Это было неточно, но папе почему-то казалось, что среди отмечающихся в неурочные дни все были евреями. Ему казалось, что они ждали совсем других билетов, в другом направлении. Он не хотел говорить куда — папа не говорил, если он не был уверен. Часами толкался он на брусчатке между Думой и портиком, и уже где-то к вечеру, когда зажигались желтые фонари, в одном из окон парламента папе иногда чудилась прекрасная голова юной феи.
— Отметка билетов на…, - кричала хриплым голосом фея, — отметка билетов на…
Папа не уточнял куда, но он бы записался первым.
Странные люди, приходившие в неурочные дни, ждали совсем иных билетов.
Глаза у них были черными, носы чуть длиннее обычных, и все они нервно курили «Беломор».
— Вы куда едете?
— В Ригу, а вы?
— В Грузию.
— Чего вдруг в Грузию?
— В Грузию дальше.
— Дальше от чего? — интересовался папа.
Папа знал «от чего», и все знали, но никто не говорил.
В такие дни папа приходил домой радостный и просветленный.
— Что вы тут сидите в темноте, — говорил он нам, — странные люди, пойдите поотмечайтесь.
Мы натягивали валенки, напяливали ушанки и неслись к Думе.
— Согок четвегтый, — долетало до нас, — тгиста тгинадцатый.
— Здесь! — вопили мы, — Здесь!
В зимнем тумане, в желтых огнях мы видели зеленый поезд, везущий нас в лето.
Мы возвращались в прекрасном настроении, за окном уже не было никакой стены, море плескалось перед нами, и волны бежали за горизонт.
Нет, нет, самые лучшие дни отметок были, когда отметок не было.
Почему нас так тянуло в Ригу? Конечно, там были родные и бескрайний пляж, и море, но я думаю, что Ригу мы любили еще и потому, что в ней тогда еще сохранились запахи другого мира, где есть парламент и возможность купить тот самый билет у юной феи.

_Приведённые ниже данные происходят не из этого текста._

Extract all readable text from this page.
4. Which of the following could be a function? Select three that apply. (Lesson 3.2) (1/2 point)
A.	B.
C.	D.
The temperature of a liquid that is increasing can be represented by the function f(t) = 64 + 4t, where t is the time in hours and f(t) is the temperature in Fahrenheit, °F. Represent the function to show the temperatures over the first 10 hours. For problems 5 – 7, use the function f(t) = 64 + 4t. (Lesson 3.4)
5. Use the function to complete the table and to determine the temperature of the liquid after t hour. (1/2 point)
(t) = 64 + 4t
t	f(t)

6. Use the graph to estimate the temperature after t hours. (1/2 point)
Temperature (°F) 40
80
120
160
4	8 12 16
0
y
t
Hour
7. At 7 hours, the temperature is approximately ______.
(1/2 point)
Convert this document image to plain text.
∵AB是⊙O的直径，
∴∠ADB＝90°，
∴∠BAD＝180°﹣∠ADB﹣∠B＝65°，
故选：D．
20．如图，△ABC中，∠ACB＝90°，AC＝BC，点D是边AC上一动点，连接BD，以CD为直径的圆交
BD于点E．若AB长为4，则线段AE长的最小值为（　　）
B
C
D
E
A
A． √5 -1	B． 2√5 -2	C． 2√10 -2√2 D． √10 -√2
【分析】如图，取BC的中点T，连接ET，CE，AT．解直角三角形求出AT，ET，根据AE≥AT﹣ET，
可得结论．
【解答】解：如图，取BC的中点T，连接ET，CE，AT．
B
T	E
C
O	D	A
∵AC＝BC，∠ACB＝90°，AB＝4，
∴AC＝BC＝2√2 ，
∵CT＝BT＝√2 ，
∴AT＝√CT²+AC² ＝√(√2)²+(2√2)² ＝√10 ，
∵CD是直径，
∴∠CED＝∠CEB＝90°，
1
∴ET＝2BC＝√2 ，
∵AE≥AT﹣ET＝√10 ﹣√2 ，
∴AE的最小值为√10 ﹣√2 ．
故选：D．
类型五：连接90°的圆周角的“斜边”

Вскоре эти запахи исчезли и сменились совсем другими. По всей стране стоял один и тот же смердячий запах…
Но тогда все еще было по-иному.
Мы считали дни до отъезда.
Кончались морозы, в окнах играл март.
— Ну, всего сорок четыре, — улыбался отец.
В комнате у нас уже пахло хвоей, и морем, и бабушкиным домом.
Иногда мама по вечерам задавала риторический вопрос:
— А почему бы нам вообще не переехать в Ригу? У нас тут никого нет.
Мы подхватывали мамино предложение. Папа был настроен скептически.